Currently, different projects (or individual users) tend to establish and manage their own copies of relevant data on the system where they work. An alternative solution could be a centralized repository that is made available (read-only) on relevant HPC systems, for example using a tiered, caching file system. To keep things simple, this could be implemented without any notion of access control rights, which would limit the scope of the repository to publicly available resources. To users, ideally, this should appear like a path in the local file system.
Model Repository
Abstractly parallel, but with a larger and more diverse target user group, pre-trained LLMs now are a part of much and varied AI work. The NLPL Vectors Repository was an early attempt at building and sharing a systematic collection of (old-school) language model, including structured metadata. The existing repository contains some 200 models (most of them “classic” or contextualized word embeddings), available for download through a faceted search interface and for direct loading from the NLPL community directories on Saga and Puhti. However, packaging each model as a Zip file is not directly interoperable with the popular Hugging Face Transformers library.
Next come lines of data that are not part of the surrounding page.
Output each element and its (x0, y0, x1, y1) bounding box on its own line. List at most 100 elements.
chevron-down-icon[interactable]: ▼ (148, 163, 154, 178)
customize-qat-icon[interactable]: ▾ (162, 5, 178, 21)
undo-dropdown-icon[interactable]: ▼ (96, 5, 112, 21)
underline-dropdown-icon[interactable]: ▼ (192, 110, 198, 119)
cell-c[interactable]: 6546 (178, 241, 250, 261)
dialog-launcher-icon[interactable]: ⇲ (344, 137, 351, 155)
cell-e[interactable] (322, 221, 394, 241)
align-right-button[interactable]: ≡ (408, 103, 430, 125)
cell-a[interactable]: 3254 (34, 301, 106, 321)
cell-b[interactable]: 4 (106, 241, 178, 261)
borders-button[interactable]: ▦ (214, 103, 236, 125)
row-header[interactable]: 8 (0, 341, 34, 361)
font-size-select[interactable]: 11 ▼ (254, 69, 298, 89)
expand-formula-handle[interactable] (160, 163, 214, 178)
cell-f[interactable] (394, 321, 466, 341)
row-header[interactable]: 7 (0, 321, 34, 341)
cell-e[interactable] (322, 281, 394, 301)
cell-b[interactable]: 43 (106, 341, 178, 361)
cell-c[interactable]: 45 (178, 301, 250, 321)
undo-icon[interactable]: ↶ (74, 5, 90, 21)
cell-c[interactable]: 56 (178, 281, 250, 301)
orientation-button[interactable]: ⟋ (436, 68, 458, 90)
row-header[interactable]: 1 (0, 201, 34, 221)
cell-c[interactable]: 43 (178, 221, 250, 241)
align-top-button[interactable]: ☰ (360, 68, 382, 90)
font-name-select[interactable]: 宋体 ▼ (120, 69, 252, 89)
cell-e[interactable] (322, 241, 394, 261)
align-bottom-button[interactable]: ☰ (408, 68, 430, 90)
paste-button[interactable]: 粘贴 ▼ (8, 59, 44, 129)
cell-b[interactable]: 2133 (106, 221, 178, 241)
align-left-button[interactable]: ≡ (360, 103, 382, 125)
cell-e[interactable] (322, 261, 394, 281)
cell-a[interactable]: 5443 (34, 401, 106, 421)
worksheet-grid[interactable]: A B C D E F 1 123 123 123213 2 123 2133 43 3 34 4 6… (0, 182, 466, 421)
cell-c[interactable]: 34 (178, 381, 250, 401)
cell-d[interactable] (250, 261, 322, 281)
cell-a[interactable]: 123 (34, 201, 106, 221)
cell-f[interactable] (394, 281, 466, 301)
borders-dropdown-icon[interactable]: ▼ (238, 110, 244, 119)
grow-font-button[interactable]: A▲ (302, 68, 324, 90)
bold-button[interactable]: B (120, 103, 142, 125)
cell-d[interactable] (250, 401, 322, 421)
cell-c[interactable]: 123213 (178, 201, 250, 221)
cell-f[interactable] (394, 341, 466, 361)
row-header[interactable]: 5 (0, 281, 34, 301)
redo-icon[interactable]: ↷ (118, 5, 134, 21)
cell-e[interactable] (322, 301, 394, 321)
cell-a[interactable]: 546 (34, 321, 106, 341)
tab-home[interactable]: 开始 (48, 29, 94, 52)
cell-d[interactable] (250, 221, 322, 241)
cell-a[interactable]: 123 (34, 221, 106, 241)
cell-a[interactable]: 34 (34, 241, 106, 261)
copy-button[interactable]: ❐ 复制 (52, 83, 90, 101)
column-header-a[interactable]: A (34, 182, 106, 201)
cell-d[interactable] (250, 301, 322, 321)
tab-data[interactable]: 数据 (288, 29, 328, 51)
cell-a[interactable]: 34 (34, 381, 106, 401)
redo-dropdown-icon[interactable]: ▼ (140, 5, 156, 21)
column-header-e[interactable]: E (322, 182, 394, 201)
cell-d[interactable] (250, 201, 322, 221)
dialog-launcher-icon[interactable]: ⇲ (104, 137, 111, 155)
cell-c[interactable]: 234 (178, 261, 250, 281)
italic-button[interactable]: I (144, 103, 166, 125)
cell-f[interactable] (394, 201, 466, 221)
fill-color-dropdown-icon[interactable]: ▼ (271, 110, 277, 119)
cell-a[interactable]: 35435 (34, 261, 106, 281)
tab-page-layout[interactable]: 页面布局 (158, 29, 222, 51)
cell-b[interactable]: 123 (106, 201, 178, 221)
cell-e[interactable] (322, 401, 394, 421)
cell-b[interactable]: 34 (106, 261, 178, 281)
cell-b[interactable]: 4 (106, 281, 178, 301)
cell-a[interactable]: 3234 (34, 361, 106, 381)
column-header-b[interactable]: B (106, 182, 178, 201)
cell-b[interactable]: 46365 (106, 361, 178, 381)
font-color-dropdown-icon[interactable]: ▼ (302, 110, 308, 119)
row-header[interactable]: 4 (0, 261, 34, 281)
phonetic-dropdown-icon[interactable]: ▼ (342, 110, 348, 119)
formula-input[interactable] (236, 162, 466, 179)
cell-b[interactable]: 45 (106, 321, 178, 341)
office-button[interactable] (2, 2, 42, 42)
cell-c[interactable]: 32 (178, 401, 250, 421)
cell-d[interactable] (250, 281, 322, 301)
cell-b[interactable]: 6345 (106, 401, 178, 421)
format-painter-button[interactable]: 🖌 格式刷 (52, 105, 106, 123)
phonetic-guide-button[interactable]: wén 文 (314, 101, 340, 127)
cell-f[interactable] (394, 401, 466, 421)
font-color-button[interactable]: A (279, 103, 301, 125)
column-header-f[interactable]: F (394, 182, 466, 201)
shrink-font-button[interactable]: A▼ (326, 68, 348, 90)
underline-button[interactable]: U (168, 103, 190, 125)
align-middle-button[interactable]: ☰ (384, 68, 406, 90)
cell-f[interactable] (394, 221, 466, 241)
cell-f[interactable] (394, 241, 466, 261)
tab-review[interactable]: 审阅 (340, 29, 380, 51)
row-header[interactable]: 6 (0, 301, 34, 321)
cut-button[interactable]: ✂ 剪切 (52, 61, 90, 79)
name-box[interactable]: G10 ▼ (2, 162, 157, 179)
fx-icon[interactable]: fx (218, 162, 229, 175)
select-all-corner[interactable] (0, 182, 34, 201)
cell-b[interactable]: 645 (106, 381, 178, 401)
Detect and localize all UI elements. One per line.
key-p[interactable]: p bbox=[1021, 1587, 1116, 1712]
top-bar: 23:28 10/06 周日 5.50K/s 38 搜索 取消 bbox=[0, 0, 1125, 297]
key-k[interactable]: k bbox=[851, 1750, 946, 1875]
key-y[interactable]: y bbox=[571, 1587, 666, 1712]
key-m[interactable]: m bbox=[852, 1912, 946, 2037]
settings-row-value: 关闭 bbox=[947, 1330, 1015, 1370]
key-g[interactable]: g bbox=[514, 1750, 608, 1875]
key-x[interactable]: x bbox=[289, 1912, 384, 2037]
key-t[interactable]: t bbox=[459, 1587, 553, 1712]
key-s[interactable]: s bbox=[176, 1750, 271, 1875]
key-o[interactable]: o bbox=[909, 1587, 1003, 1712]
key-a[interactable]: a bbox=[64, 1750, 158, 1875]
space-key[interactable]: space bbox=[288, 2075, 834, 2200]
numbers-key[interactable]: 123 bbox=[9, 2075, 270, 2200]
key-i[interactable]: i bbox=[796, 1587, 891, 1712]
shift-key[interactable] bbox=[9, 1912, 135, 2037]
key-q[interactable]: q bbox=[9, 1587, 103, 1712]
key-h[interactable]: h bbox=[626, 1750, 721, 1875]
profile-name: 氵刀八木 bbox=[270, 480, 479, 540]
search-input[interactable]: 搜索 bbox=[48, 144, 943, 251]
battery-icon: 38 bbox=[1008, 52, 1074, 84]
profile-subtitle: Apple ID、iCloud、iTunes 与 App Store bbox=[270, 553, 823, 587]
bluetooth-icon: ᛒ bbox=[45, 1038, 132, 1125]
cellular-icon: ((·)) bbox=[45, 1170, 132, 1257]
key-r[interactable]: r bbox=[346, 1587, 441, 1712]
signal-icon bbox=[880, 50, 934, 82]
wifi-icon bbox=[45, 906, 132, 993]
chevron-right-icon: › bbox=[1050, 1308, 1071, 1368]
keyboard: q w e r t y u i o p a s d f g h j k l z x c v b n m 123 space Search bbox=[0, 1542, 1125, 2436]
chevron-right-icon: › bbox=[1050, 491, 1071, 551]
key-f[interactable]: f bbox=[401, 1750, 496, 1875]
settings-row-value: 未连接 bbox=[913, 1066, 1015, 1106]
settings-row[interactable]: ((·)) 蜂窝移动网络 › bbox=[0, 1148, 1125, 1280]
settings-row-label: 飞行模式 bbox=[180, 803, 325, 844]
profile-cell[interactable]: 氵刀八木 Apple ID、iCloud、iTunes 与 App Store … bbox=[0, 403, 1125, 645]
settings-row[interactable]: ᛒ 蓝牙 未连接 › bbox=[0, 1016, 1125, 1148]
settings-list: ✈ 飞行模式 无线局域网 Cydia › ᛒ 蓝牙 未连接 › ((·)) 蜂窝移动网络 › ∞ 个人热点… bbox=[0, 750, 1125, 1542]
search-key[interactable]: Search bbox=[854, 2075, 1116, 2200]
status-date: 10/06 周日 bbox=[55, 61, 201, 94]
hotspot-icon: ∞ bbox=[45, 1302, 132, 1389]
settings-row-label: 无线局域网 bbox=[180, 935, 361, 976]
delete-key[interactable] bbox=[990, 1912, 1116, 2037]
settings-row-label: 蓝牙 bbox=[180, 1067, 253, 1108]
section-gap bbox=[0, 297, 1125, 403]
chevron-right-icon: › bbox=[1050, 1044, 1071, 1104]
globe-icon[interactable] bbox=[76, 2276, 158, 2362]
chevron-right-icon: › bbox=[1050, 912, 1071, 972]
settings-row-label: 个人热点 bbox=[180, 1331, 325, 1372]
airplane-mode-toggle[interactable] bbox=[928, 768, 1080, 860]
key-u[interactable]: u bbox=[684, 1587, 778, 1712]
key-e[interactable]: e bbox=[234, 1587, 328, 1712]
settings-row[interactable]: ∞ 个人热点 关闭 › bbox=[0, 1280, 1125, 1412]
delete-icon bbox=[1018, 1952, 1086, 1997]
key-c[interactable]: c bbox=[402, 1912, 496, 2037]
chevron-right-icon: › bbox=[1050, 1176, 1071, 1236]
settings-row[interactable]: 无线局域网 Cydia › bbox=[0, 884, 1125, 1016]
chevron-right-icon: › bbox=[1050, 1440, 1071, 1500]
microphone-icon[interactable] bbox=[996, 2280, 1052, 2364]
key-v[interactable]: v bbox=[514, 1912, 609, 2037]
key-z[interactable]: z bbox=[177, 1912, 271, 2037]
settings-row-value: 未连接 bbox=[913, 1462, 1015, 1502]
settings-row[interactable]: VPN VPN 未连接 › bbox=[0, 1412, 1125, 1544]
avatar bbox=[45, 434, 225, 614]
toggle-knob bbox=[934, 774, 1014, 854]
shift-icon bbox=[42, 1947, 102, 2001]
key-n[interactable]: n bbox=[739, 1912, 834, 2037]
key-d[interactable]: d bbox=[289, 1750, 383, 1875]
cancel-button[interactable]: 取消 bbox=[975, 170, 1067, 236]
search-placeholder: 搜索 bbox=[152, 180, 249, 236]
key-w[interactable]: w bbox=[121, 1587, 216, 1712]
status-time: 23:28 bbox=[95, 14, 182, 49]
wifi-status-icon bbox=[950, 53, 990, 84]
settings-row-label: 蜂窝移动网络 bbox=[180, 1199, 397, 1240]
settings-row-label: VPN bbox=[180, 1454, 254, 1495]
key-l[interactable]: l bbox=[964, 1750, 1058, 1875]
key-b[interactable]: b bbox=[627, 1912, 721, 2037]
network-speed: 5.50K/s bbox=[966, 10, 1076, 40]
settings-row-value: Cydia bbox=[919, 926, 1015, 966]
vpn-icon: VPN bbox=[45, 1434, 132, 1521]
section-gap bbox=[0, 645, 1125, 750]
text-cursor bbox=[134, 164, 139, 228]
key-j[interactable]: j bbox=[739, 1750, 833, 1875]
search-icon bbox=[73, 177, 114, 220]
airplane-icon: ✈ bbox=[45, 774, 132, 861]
The organization of models and metadata should be redesigned, hosting and synchronization across systems consolidated, and the “vectors repository” re-branded as something more modern, e.g. the Nordic Language Model Repository.
Implementation Notes
Management of metadata and versioned updates?
Master repository in Git, object storage, a managed directory collection, or something else?
How to facilitate shared responsibility (over time) and high degrees of “community self-help”?
Mechanisms for user contributions, community discussion, ticket management, and such?
Sharing across clusters and to compute nodes without external access, e.g. CernVMFS?
Additionally, one probably wants a download service and searchable index.